Generally, people call it “stinky tofu”. I’ve seen it called “Chinese Cheese”, and there is definitely something cheesey about it. Most of the stuff is called furu in Mandarin, which appears literally to mean something like “spoiled milk”, and is generally translated as “fermented tofu”.

Here’s the ones I bought, with samples laid in front:

DSCF0437.JPG

The jars, from left to right, are “Spicy Furu in Hemp Oil”, “Fetid Tofu”, “Big Chunks of Furu“, and “White Furu in Hemp Oil”. Read the chunks left-to-right, top-to-bottom.

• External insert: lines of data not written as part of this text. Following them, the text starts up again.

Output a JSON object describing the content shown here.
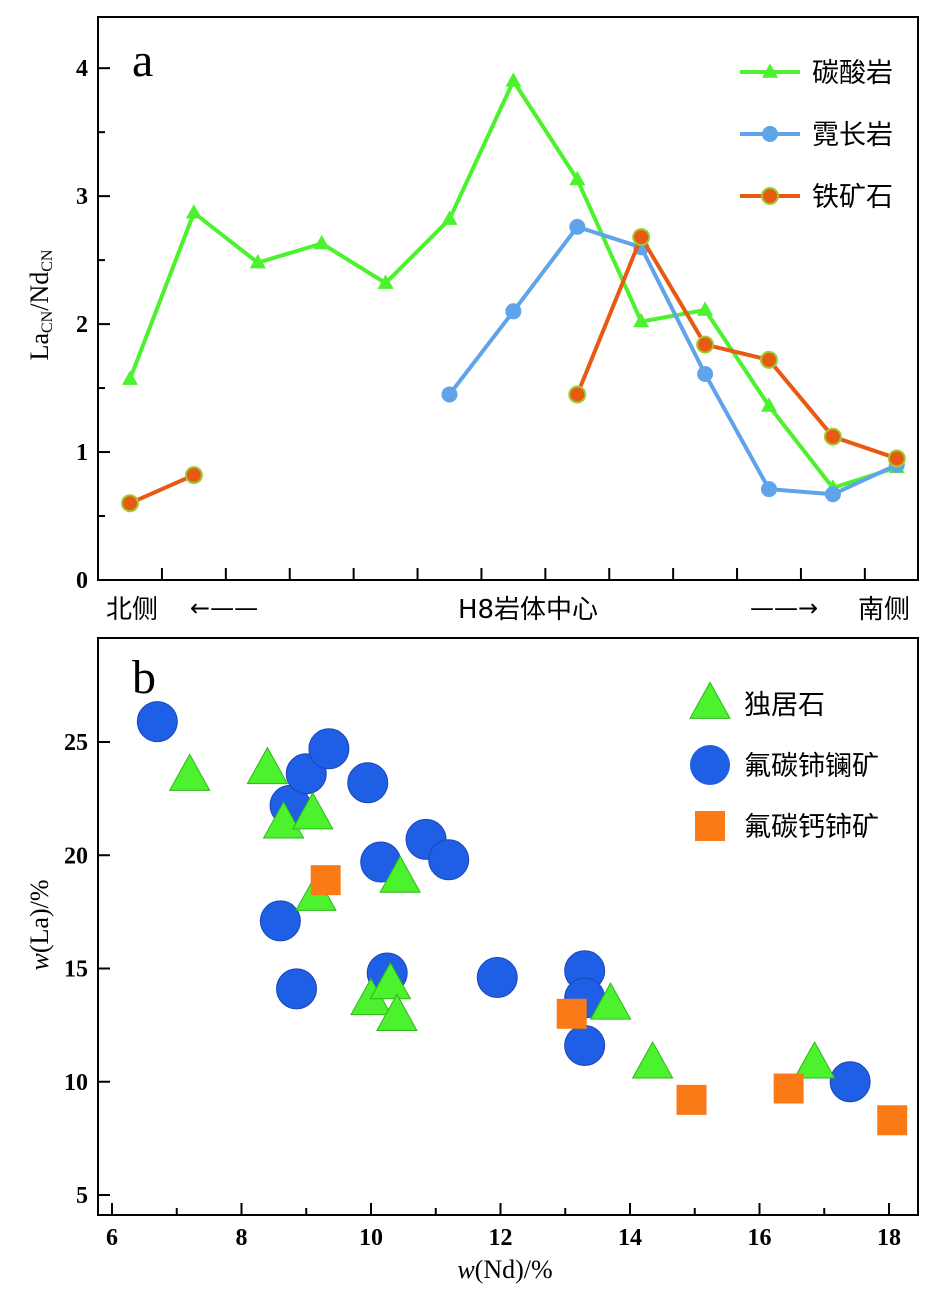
{
  "colors": {
    "carbonatite": "#4cf22d",
    "syenite": "#5fa3ea",
    "ironore": "#e85a14",
    "ironore_marker_edge": "#9acd32",
    "monazite": "#4cf22d",
    "bastnaesite": "#1e5fe6",
    "parisite": "#f97a17"
  },
  "chart_data": [
    {
      "panel": "a",
      "type": "line",
      "ylabel_main": "La",
      "ylabel_sub1": "CN",
      "ylabel_mid": "/Nd",
      "ylabel_sub2": "CN",
      "ylim": [
        0,
        4.4
      ],
      "yticks": [
        0,
        1,
        2,
        3,
        4
      ],
      "x_positions": 13,
      "bottom_labels": {
        "left": "北侧",
        "left_arrow": "←——",
        "center": "H8岩体中心",
        "right_arrow": "——→",
        "right": "南侧"
      },
      "legend_placement": "top-right",
      "series": [
        {
          "name": "碳酸岩",
          "marker": "triangle",
          "color_key": "carbonatite",
          "points": [
            [
              0,
              1.57
            ],
            [
              1,
              2.87
            ],
            [
              2,
              2.48
            ],
            [
              3,
              2.63
            ],
            [
              4,
              2.32
            ],
            [
              5,
              2.82
            ],
            [
              6,
              3.9
            ],
            [
              7,
              3.13
            ],
            [
              8,
              2.02
            ],
            [
              9,
              2.11
            ],
            [
              10,
              1.36
            ],
            [
              11,
              0.72
            ],
            [
              12,
              0.88
            ]
          ]
        },
        {
          "name": "霓长岩",
          "marker": "circle",
          "color_key": "syenite",
          "points": [
            [
              5,
              1.45
            ],
            [
              6,
              2.1
            ],
            [
              7,
              2.76
            ],
            [
              8,
              2.6
            ],
            [
              9,
              1.61
            ],
            [
              10,
              0.71
            ],
            [
              11,
              0.67
            ],
            [
              12,
              0.9
            ]
          ]
        },
        {
          "name": "铁矿石",
          "marker": "circle",
          "color_key": "ironore",
          "segments": [
            [
              [
                0,
                0.6
              ],
              [
                1,
                0.82
              ]
            ],
            [
              [
                7,
                1.45
              ],
              [
                8,
                2.68
              ],
              [
                9,
                1.84
              ],
              [
                10,
                1.72
              ],
              [
                11,
                1.12
              ],
              [
                12,
                0.95
              ]
            ]
          ]
        }
      ]
    },
    {
      "panel": "b",
      "type": "scatter",
      "xlabel_w": "w",
      "xlabel_rest": "(Nd)/%",
      "ylabel_w": "w",
      "ylabel_rest": "(La)/%",
      "xlim": [
        6,
        18.5
      ],
      "ylim": [
        4,
        29
      ],
      "xticks": [
        6,
        8,
        10,
        12,
        14,
        16,
        18
      ],
      "yticks": [
        5,
        10,
        15,
        20,
        25
      ],
      "legend_placement": "top-right",
      "series": [
        {
          "name": "独居石",
          "marker": "triangle",
          "color_key": "monazite",
          "points": [
            [
              7.2,
              23.5
            ],
            [
              8.4,
              23.8
            ],
            [
              8.65,
              21.4
            ],
            [
              9.1,
              21.8
            ],
            [
              9.15,
              18.2
            ],
            [
              10.45,
              19.0
            ],
            [
              10.0,
              13.6
            ],
            [
              10.3,
              14.3
            ],
            [
              10.4,
              12.9
            ],
            [
              13.7,
              13.4
            ],
            [
              14.35,
              10.8
            ],
            [
              16.85,
              10.8
            ]
          ]
        },
        {
          "name": "氟碳铈镧矿",
          "marker": "circle",
          "color_key": "bastnaesite",
          "points": [
            [
              6.7,
              25.9
            ],
            [
              8.75,
              22.2
            ],
            [
              9.0,
              23.6
            ],
            [
              9.35,
              24.7
            ],
            [
              9.95,
              23.2
            ],
            [
              10.85,
              20.7
            ],
            [
              10.15,
              19.7
            ],
            [
              11.2,
              19.8
            ],
            [
              8.6,
              17.1
            ],
            [
              8.85,
              14.1
            ],
            [
              10.25,
              14.8
            ],
            [
              11.95,
              14.6
            ],
            [
              13.3,
              14.9
            ],
            [
              13.3,
              13.7
            ],
            [
              13.3,
              11.6
            ],
            [
              17.4,
              10.0
            ]
          ]
        },
        {
          "name": "氟碳钙铈矿",
          "marker": "square",
          "color_key": "parisite",
          "points": [
            [
              9.3,
              18.9
            ],
            [
              13.1,
              13.0
            ],
            [
              14.95,
              9.2
            ],
            [
              16.45,
              9.7
            ],
            [
              18.05,
              8.3
            ]
          ]
        }
      ]
    }
  ]
}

I tried them with some trepidation. The results:

Chinese name English name Appearance Smell Taste
mayou bai furu white fermented tofu in hemp oil small white chunks in yellowish oil, very smooth in texture (like a soft cream cheese) faint odour of socks or very oil vegetables left in the drawer in the fridge for a long time salty, a little like a strong blue cheese
mayou la furu spicy fermented tofu in hemp oil red-white chunks, similar to the white furu same socky odour as the white furu salty cheese again but more complex, with a sharp, alcoholic tang
da kuai furu big chunks of fermented tofu scarlet/maroon sauce with big soft chunks which are hard to get out whole not at all cheesy. something like red beans or miso. like super-strong miso
chou doufu fetid tofu small compressed bricks of grey-white necrotic flesh, encased in a thin film of slime dank, stagnant water with decaying leaves and matted hair and slime like a very old stilton gone wrong

Conclusion: I’ll use furu again. The ones in hemp oil were very cheesey.